MISSION DE SUIVI ELECTORAL DE L'UNION EUROPEENNE EN REPUBLIQUE DEMOCRATIQUE DU CONGO



L'Union européenne a déployé une mission de suivi électoral (EU EFM) dirigée par Mariya Gabriel, du 26 mai au 22 juin 2014, avec pour objectifs principaux l'évaluation des progrès accomplis concernant les recommandations de la Mission d'Observation Electorale de l'Union Européenne de 2011 ainsi que l'analyse du contexte politique et de la réforme électorale. Le présent rapport propose également une actualisation des recommandations de la MOE UE 2011.
•  La MOE UE de 2011 ainsi que les autres missions d'observation internationales et citoyennes ont, dans leurs rapports et autres communications relayées les nombreuses irrégularités survenues en 2011 et ont également formulées des recommandations visant à améliorer les processus futurs.
•  La réforme de la CENI s'est achevée tardivement, en juin 2013, avec la prestation de serment de la nouvelle équipe dirigée par l'Abbé Malu Malu. Après une année d'exercice, le premier bilan de cette équipe est toutefois contrasté. La CENI n'a pas su regagner la confiance de tous les acteurs politiques et l'héritage de l'équipe précédente continue à peser sur son action; l'impartialité et l'efficacité de la Commission électorale de 2011 ayant été largement critiquées. Dans ce contexte, la mission de suivi invite donc la CENI à instaurer un dialogue régulier, ouvert et constructif avec ses différents partenaires au sein des cadres de concertation et à prendre des mesures visant à accroitre la transparence de son action telles que: mentionner le décompte des votes de l'Assemblée Plénière à l'occasion de la publication des décisions de la CENI ou encore diffuser plus largement le rapport annuel 2013/2014 de la CENI. Elle a également souligné la nécessité d'apurer les dettes certifiées de l'institution électorale afin de ne pas retarder les opérations en cours.
La mise en place du nouveau cadre juridique des élections parallèlement au processus de décentralisation administrative ainsi que la reprise de la cartographie et la délimitation géographique des circonscriptions électorales ont créé une situation complexe et confuse, qui pourrait réactiver les conflits locaux au niveau des communautés. L'absence de différents décrets d'application des lois et listes de groupements actualisés ne permettent pas de faire progresser convenablement le processus de décentralisation. La mission appelle donc à l'implication accrue des autorités compétentes dans l'harmonisation de la liste des groupements et des villages, ainsi qu'à la tenue d'une campagne d'information et sensibilisation auprès de la population.

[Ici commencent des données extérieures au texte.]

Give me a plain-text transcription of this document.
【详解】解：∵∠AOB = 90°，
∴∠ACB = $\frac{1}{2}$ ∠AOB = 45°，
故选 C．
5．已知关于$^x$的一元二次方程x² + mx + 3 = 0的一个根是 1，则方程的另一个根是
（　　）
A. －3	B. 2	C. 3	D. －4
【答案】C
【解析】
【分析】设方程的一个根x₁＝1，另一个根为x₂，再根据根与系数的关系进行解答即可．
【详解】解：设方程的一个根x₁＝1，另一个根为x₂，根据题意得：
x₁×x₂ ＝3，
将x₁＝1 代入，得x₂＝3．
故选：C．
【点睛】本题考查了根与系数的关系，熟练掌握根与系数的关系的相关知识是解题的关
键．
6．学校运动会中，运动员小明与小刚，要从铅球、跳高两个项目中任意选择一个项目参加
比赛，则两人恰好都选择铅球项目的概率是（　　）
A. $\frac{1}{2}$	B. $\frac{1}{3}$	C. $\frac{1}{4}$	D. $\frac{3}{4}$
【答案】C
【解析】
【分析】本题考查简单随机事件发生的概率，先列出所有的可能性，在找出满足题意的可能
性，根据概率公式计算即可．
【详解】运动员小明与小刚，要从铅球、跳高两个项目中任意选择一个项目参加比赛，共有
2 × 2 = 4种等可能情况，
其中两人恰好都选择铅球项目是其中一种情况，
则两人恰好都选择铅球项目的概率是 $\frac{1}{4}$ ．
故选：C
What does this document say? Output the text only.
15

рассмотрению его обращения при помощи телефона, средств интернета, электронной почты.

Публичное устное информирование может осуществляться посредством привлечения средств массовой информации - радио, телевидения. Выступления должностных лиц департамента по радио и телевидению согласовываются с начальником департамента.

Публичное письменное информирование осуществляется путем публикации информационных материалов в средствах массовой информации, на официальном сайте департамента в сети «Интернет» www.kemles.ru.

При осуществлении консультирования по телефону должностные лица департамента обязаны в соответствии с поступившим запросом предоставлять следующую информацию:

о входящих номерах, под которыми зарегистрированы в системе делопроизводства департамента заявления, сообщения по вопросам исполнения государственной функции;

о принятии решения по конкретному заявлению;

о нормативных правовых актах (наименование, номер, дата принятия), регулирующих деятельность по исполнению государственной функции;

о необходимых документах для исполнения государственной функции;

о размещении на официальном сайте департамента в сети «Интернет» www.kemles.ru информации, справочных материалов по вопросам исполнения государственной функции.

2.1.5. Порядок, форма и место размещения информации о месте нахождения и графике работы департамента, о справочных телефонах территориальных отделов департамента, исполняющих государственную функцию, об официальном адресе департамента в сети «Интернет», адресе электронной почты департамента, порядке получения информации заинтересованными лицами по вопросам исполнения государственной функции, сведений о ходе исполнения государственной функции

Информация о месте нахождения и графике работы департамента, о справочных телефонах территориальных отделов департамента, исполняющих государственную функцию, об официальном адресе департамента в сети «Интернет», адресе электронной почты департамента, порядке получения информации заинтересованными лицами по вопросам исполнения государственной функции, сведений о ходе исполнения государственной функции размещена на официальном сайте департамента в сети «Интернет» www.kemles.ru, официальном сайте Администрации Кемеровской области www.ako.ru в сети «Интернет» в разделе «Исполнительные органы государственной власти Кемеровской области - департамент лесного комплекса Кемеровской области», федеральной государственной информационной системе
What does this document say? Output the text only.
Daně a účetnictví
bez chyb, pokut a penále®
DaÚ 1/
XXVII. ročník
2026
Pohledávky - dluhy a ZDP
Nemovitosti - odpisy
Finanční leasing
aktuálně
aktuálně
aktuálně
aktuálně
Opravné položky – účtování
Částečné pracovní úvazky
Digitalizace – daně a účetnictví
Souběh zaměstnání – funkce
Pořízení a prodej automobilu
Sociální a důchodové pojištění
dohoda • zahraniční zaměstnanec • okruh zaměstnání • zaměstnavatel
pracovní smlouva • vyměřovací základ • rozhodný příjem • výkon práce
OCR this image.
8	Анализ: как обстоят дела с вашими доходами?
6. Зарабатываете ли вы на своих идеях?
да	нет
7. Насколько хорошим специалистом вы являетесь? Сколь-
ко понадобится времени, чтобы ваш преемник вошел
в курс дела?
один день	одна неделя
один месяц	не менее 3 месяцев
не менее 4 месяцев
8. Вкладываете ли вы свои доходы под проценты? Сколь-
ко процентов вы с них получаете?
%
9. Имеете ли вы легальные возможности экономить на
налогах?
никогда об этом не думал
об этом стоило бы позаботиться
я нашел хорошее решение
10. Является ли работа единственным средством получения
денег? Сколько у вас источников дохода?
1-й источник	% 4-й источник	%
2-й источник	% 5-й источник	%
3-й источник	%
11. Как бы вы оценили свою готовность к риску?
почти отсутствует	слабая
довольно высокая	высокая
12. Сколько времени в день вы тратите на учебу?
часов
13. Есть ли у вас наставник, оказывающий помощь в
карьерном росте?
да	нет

En ce qui concerne le fichier électoral, la CENI semble faire une lecture très restrictive de ses compétences d'attribution qui lui impose de découper les circonscriptions électorales au prorata des données démographiques actualisées. Cette interprétation lui permettrait ainsi d'organiser les élections générales de 2016 avec un fichier électoral issu du recensement administratif et surtout d'organiser les prochaines élections avec un fichier fiabilisé mais sans enrôler les jeunes majeurs et les non-inscrits. Cette interprétation ne saurait cependant être contraire au principe posé par la Constitution en vertu duquel, sont électeurs et éligibles, tous les Congolais des deux sexes, âgés de dix-huit ans révolus et jouissant de leurs droits civils et politiques (article 5 de la Constitution).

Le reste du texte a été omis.